Kira sabía lo que era el speed y se lo dijo.
—Bueno, eso es lo que está tomando —reconoció Charlie—. Y eso lo está volviendo loco.
No añadió que prefería que Kira no tomara drogas, pero ella dijo:
—Papá, todos tus amigos se drogan.
Lo cual, en cierto modo, arruinó su posición moral por anticipado. Que él supiera, Kira ni siquiera bebía. Charlie había empezado a beber a los diez u once años. Todos lo sabían.
—¿Cómo va tu libro? —le preguntó a Kenny un día, justo después de entregar su guion.
Ambos estaban en el bar sin nombre de Sausalito, bebiendo cerveza en el patio, a la luz moteada de la vegetación del emparrado. Kenny esbozó una sonrisita mirando a la mesa.
—No puedo seguir con él —dijo.
Charlie lo dejó estar. No había nada que decir. Tenía delante a una buena mente joven destrozada por las anfetaminas. ¿Había algo que pudiera decir para animarlo? Se tomó su cerveza.
—¿Cómo es estar casado? —le preguntó Kenny.
Charlie se sorprendió.
—¿Por qué quieres saberlo?
Kenny le sonrió. Era un hombre atractivo, con ojos azul pálido. No tendría problemas para atraer a las mujeres. Sin embargo, Charlie nunca había visto a Kenny con una mujer, salvo hablando con ellas en bares. Se preguntó si Kenny Goss era homosexual. No, no podía serlo, porque estaba enamorado de Jaime.
—¿Estás buscando esposa? —dijo Charlie—. Puede que sea buena idea. Respondiendo a tu pregunta, estar casado está bien. Para mí es necesario. Sin Jaime, sería hombre muerto. —Al decirlo, se dio cuenta de que era verdad.
—Yo soy hombre muerto —dijo Kenny. Se acabó la cerveza.
—No, no lo eres —mintió Charlie—. Eres un buen hombre y un buen escritor. Pero tienes que dejar esa mierda.

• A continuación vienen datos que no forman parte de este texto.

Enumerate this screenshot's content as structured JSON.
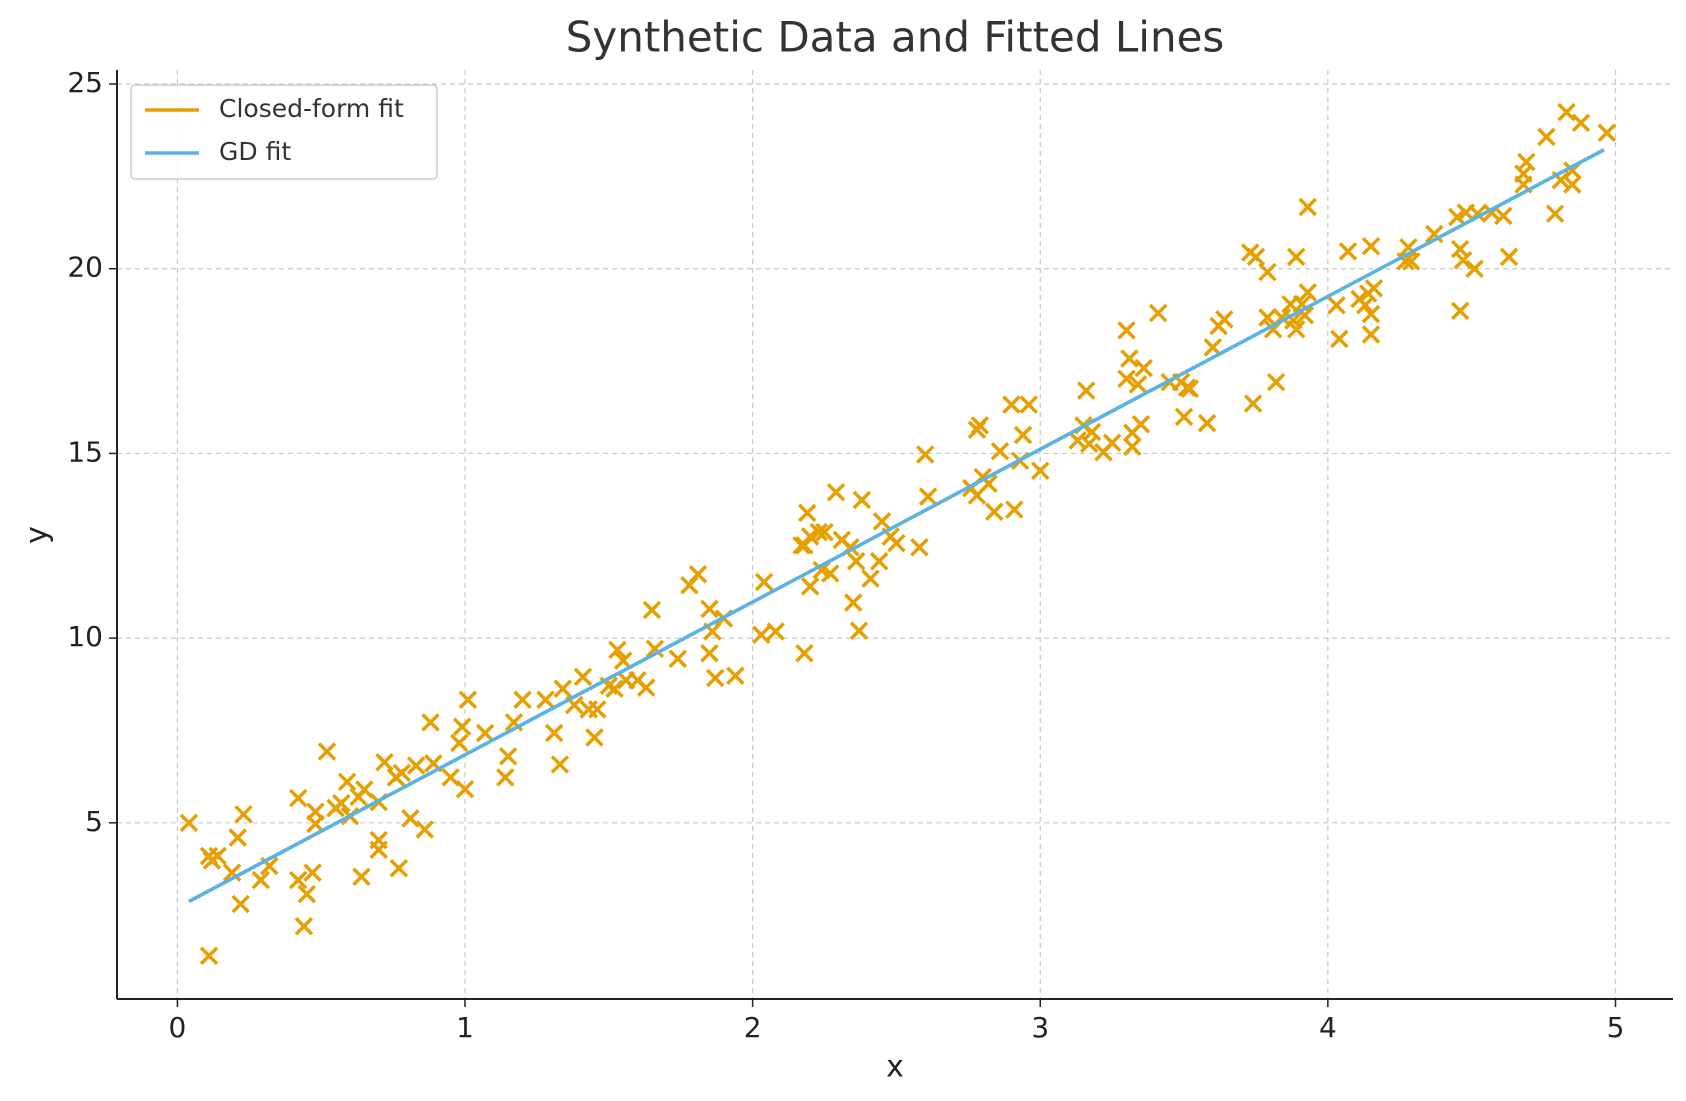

Kenny sonrió con tristeza y se levantó.
—Tengo que hacer algo —dijo.
Charlie observó cómo salía al patio y atravesaba la oscuridad del bar.
Volvió a ver a Kenny justo después de recibir la llamada de Hollywood.
—Vente —dijo Ratto con alegría—. Tenemos que vender esto.
Kenny no estaba tan alegre, pero él también tenía buenas noticias. Apareció en la casa de Charlie y Jaime por la noche, casi a las diez en punto, con una mujer. Era guapa. Delgada y pecosa, de unos veinticinco años. La chica y Kenny no se separaron durante los quince incómodos minutos que duró la visita. Se llamaba Brenda Feeney e iban a casarse. Se habían conocido en un bar de la ciudad y se habían enamorado en tres días. En ese momento se dirigían a Modesto para conocer a los padres de ella y casarse. Brenda era estudiante. Después de marcharse, cargados con los buenos deseos de los Monel, Charlie le preguntó a Jaime:
—¿Qué opinas?
Jaime se encogió de hombros.
—A lo mejor echar unos cuantos polvos le viene bien.
Charlie no pudo evitar reírse. Las mujeres sí que sabían.